Boeing Starliner and SpaceX Crew Dragon
An artist’s conception shows Boeing’s Starliner capsule and SpaceX’s Crew Dragon craft. (NASA Graphic)

NASA says the flight test schedule for space taxis designed by SpaceX and Boeing to ferry astronauts to and from the International Space Station has been stretched out further, as expected.

And it wouldn’t be surprising if additional postponements occur in the coming weeks and months.

The schedule announced today calls for SpaceX to launch its Crew Dragon capsule from NASA’s Kennedy Space Center in Florida on an uncrewed demonstration flight to the station on March 2.

Boeing, meanwhile, aims to send an uncrewed Starliner space capsule from Cape Canaveral Air Force Station to the station no earlier than April.

Each of those time frames is roughly a month later than the schedule laid out last November, and each is subject to further change.

“There still are many critical steps to complete before launch, and while we eagerly are anticipating these launches, we will step through our test flight preparations and readiness reviews,” Kathy Lueders, manager of NASA’s Commercial Crew Program, said in today’s update. “We are excited about seeing the hardware we have followed through development, integration and ground testing move into flight.”

The revised schedule calls for Boeing to follow up with a launch-pad abort test of the Starliner no earlier than May, and the first crewed flight to the space station no earlier than August.

SpaceX is planning an uncrewed, in-flight abort test of the Crew Dragon in June, followed by the first crewed flight in July.

The crews for those milestone flights are currently in training. The Crew Dragon team consists of NASA astronauts Robert Behnken and Doug Hurley, while the Starliner team has astronauts Nicole Mann and Mike Fincke plus Boeing test pilot Chris Ferguson (a former space shuttle commander).

After each test flight, NASA will review the spacecraft performance data and resolve any issues that crop up, eventually leading to the certification of the space taxis for operational missions under the terms of contracts that have already been awarded to Boeing and SpaceX.

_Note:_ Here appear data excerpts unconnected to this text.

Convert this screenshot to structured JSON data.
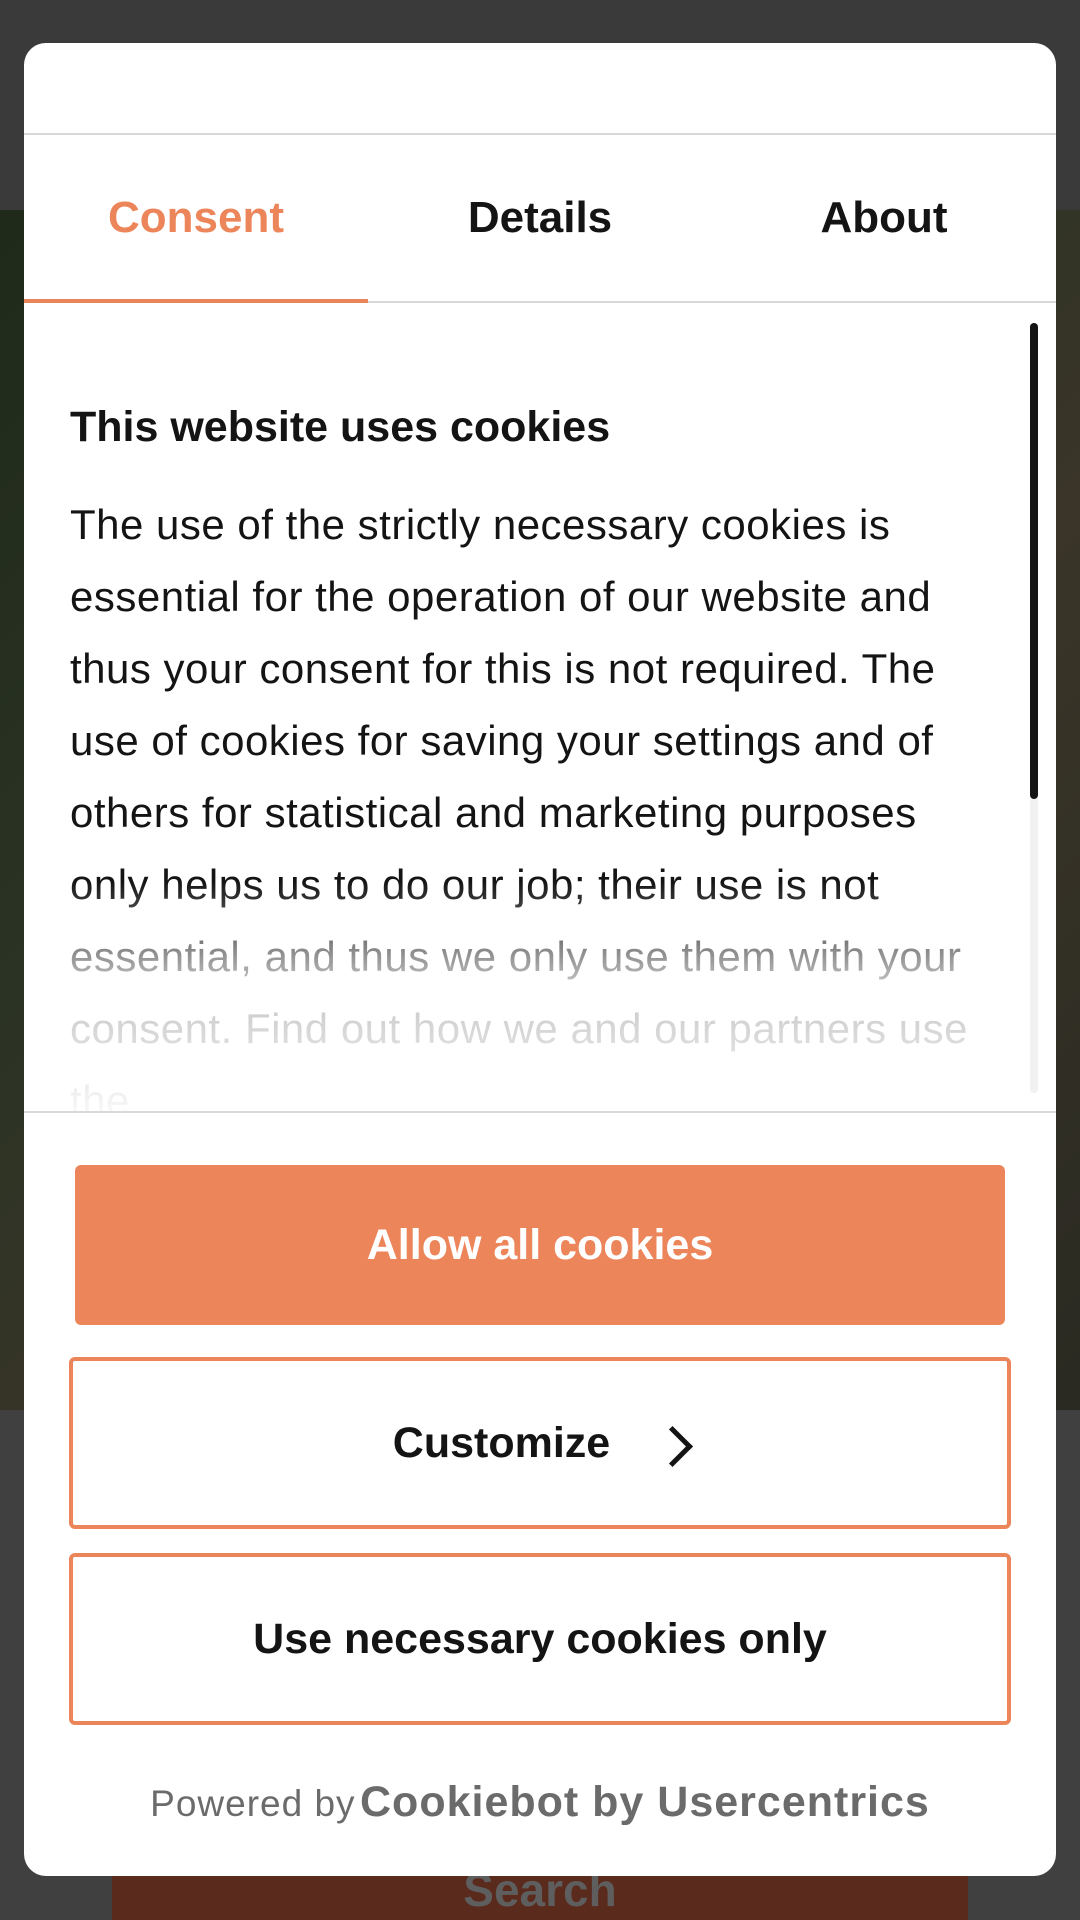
{
  "background": {
    "search_label": "Search"
  },
  "dialog": {
    "tabs": [
      {
        "label": "Consent",
        "active": true
      },
      {
        "label": "Details",
        "active": false
      },
      {
        "label": "About",
        "active": false
      }
    ],
    "title": "This website uses cookies",
    "body": "The use of the strictly necessary cookies is essential for the operation of our website and thus your consent for this is not required. The use of cookies for saving your settings and of others for statistical and marketing purposes only helps us to do our job; their use is not essential, and thus we only use them with your consent. Find out how we and our partners use the",
    "buttons": {
      "allow_all": "Allow all cookies",
      "customize": "Customize",
      "necessary_only": "Use necessary cookies only"
    },
    "powered_by_prefix": "Powered by",
    "powered_by_brand": "Cookiebot by Usercentrics"
  },
  "colors": {
    "accent": "#ec8559",
    "text": "#141414",
    "muted": "#6b6b6b"
  }
}
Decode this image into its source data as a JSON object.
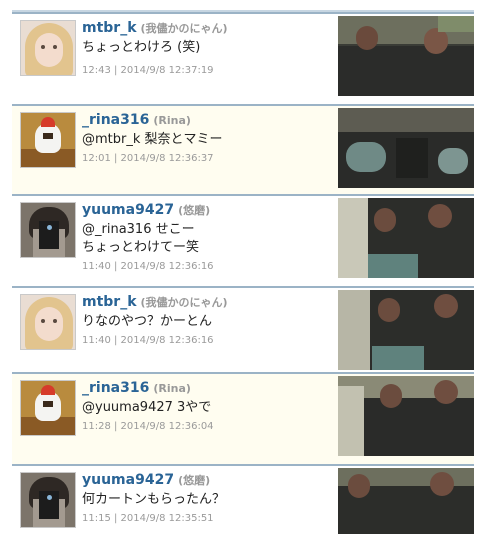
{
  "tweets": [
    {
      "screen_name": "mtbr_k",
      "display_name": "(我儘かのにゃん)",
      "text": "ちょっとわけろ (笑)",
      "meta": "12:43 | 2014/9/8 12:37:19",
      "avatar": "blonde-girl-avatar",
      "highlight": false
    },
    {
      "screen_name": "_rina316",
      "display_name": "(Rina)",
      "text": "@mtbr_k 梨奈とマミー",
      "meta": "12:01 | 2014/9/8 12:36:37",
      "avatar": "cartoon-avatar",
      "highlight": true
    },
    {
      "screen_name": "yuuma9427",
      "display_name": "(悠磨)",
      "text": "@_rina316 せこー\nちょっとわけてー笑",
      "meta": "11:40 | 2014/9/8 12:36:16",
      "avatar": "phone-selfie-avatar",
      "highlight": false
    },
    {
      "screen_name": "mtbr_k",
      "display_name": "(我儘かのにゃん)",
      "text": "りなのやつ？かーとん",
      "meta": "11:40 | 2014/9/8 12:36:16",
      "avatar": "blonde-girl-avatar",
      "highlight": false
    },
    {
      "screen_name": "_rina316",
      "display_name": "(Rina)",
      "text": "@yuuma9427 3やで",
      "meta": "11:28 | 2014/9/8 12:36:04",
      "avatar": "cartoon-avatar",
      "highlight": true
    },
    {
      "screen_name": "yuuma9427",
      "display_name": "(悠磨)",
      "text": "何カートンもらったん？",
      "meta": "11:15 | 2014/9/8 12:35:51",
      "avatar": "phone-selfie-avatar",
      "highlight": false
    }
  ]
}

Since the shuttle fleet’s retirement in 2011, NASA has been paying Russia’s space agency to transport U.S. astronauts to and from the space station on Soyuz spacecraft, at a cost ranging in excess of $80 million a seat. SpaceX and Boeing say they’ll do the job less expensively.

NASA’s most recent contract for Soyuz rides will run out next year. Last July, a report from the Government Accountability Office raised concerns about a gap in NASA access to the space station if the commercial space taxis aren’t certified by 2020.